16 July 2025 – Wednesday of the 15th odd week
HOMILY
The Gospel we have just read (which forms a whole with the one we will read tomorrow) includes some points of contact with the Magnificat of the Virgin Mary, which are very interesting and extremely revealing.
When Jesus gives glory to His Father for revealing to the little ones the things hidden from the wise, the little ones He speaks of are His disciples. And these were not naive children. They were adult men who knew the ways of the world: Matthew, the tax collector, knew how to make money; Jude, the Zealot, knew the art of guerrilla warfare; Peter, James and John were fishermen who knew how to steer their boat on the lake and cast their nets. They had given up everything to become disciples of Jesus. When He invites them – and us – to simplicity of heart, He is not inviting us to a childish attitude or a childish kind of spirituality. He is inviting us to a very demanding form of poverty of heart. He invites us to follow Him as disciples and therefore to abandon all our sources of security, especially our thirst for power, just as His disciples had abandoned everything to follow Him.

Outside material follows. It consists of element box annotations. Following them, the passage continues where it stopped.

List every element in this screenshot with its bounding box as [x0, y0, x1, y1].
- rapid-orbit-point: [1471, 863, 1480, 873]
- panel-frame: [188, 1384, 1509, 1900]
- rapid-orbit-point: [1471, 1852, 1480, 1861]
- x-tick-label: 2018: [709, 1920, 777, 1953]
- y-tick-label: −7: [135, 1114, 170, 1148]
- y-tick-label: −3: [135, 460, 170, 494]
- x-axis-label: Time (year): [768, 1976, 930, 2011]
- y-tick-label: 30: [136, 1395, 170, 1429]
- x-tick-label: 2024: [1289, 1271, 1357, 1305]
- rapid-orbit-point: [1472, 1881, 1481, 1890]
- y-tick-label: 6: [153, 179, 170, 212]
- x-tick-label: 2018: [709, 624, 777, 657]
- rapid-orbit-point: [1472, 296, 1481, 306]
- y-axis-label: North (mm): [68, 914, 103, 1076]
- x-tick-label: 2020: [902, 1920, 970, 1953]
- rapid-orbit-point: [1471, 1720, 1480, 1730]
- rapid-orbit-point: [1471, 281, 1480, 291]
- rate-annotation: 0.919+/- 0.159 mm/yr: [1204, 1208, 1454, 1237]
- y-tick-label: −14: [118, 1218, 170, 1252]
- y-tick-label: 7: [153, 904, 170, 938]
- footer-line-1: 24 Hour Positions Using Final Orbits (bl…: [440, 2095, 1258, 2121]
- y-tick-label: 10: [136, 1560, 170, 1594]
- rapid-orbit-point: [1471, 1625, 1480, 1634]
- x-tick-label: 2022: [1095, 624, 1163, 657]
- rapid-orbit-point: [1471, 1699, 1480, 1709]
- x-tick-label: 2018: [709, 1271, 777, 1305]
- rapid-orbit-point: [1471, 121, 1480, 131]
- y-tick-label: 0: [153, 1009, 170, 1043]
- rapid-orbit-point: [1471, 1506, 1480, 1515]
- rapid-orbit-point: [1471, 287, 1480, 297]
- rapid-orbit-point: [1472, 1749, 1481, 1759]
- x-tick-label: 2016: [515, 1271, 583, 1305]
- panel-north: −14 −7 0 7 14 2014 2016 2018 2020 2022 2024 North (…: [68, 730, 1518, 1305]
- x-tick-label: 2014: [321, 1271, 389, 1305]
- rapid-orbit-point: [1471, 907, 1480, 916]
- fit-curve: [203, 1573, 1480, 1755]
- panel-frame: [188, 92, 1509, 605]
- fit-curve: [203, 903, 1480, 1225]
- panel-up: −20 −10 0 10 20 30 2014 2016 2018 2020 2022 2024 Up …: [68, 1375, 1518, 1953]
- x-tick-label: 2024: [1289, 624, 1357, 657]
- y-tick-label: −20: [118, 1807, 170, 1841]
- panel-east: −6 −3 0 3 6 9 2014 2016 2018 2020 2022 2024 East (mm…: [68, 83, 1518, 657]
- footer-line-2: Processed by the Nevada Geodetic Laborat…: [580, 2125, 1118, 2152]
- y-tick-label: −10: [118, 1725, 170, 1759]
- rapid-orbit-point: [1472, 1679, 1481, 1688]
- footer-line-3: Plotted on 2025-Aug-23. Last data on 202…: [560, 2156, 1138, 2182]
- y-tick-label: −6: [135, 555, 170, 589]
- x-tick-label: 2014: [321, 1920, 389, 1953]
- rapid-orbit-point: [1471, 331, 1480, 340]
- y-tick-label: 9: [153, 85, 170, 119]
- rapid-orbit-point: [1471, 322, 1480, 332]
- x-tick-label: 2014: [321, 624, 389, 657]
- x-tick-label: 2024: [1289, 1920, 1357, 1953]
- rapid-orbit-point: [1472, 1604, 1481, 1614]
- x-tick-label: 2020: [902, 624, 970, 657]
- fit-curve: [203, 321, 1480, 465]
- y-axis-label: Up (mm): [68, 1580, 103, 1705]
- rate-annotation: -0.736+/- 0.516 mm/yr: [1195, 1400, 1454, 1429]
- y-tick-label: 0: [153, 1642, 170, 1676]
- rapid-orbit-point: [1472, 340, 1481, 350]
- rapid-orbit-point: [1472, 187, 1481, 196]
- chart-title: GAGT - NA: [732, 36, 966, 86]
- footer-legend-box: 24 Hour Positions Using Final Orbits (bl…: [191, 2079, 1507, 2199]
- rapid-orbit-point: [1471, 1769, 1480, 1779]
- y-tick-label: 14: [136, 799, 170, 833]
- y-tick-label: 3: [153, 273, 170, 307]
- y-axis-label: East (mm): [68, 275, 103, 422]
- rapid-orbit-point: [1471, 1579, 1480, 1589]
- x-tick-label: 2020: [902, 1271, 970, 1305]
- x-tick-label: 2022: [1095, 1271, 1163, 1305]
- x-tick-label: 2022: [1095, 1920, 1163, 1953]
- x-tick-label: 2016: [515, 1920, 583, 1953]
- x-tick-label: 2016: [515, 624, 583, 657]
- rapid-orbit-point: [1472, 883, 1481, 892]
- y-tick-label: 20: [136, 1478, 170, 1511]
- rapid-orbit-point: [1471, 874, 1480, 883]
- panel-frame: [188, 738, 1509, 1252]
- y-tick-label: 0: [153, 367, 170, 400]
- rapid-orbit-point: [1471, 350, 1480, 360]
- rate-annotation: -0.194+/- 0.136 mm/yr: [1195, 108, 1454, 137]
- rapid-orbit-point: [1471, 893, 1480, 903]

Similarly, Moses, after being powerful in the house of Pharaoh of Egypt, became a fugitive in the desert; and when he received from God the mission to free His people, he exclaimed: ‘Who am I (to accomplish such a thing)?’ And God does not answer him that He will make him powerful, but simply says, ‘I will be with you.’
The great characteristic of a child is its powerlessness. Children can be, in their own way, as intelligent, loving, etc. as adults. But because they have not yet accumulated knowledge, material possessions and social relationships, they are powerless. As soon as we become adults, we want to exercise power and control: over our own lives, over other people, over material things, and sometimes even over God. This is what Jesus asks us to renounce when He asks us to be like little children.
A useful exercise in self-knowledge might be to examine the various forms in which our thirst for power is expressed in the various aspects of our lives, and how we defend that power. Let us then contemplate our Lord, who came not as a powerful king on His throne, but as a humble and powerless prophet on a donkey.
Let us also look at the smallness of His most holy servant, His mother, and like Her, let us sing with renewed joy and hope: ‘He has brought down the powerful from their thrones, and lifted up the lowly.’ And may we all sing together one day, for ever and ever: ‘Blessed be the God of Israel, for He has looked upon the lowliness of His handmaids and servants.’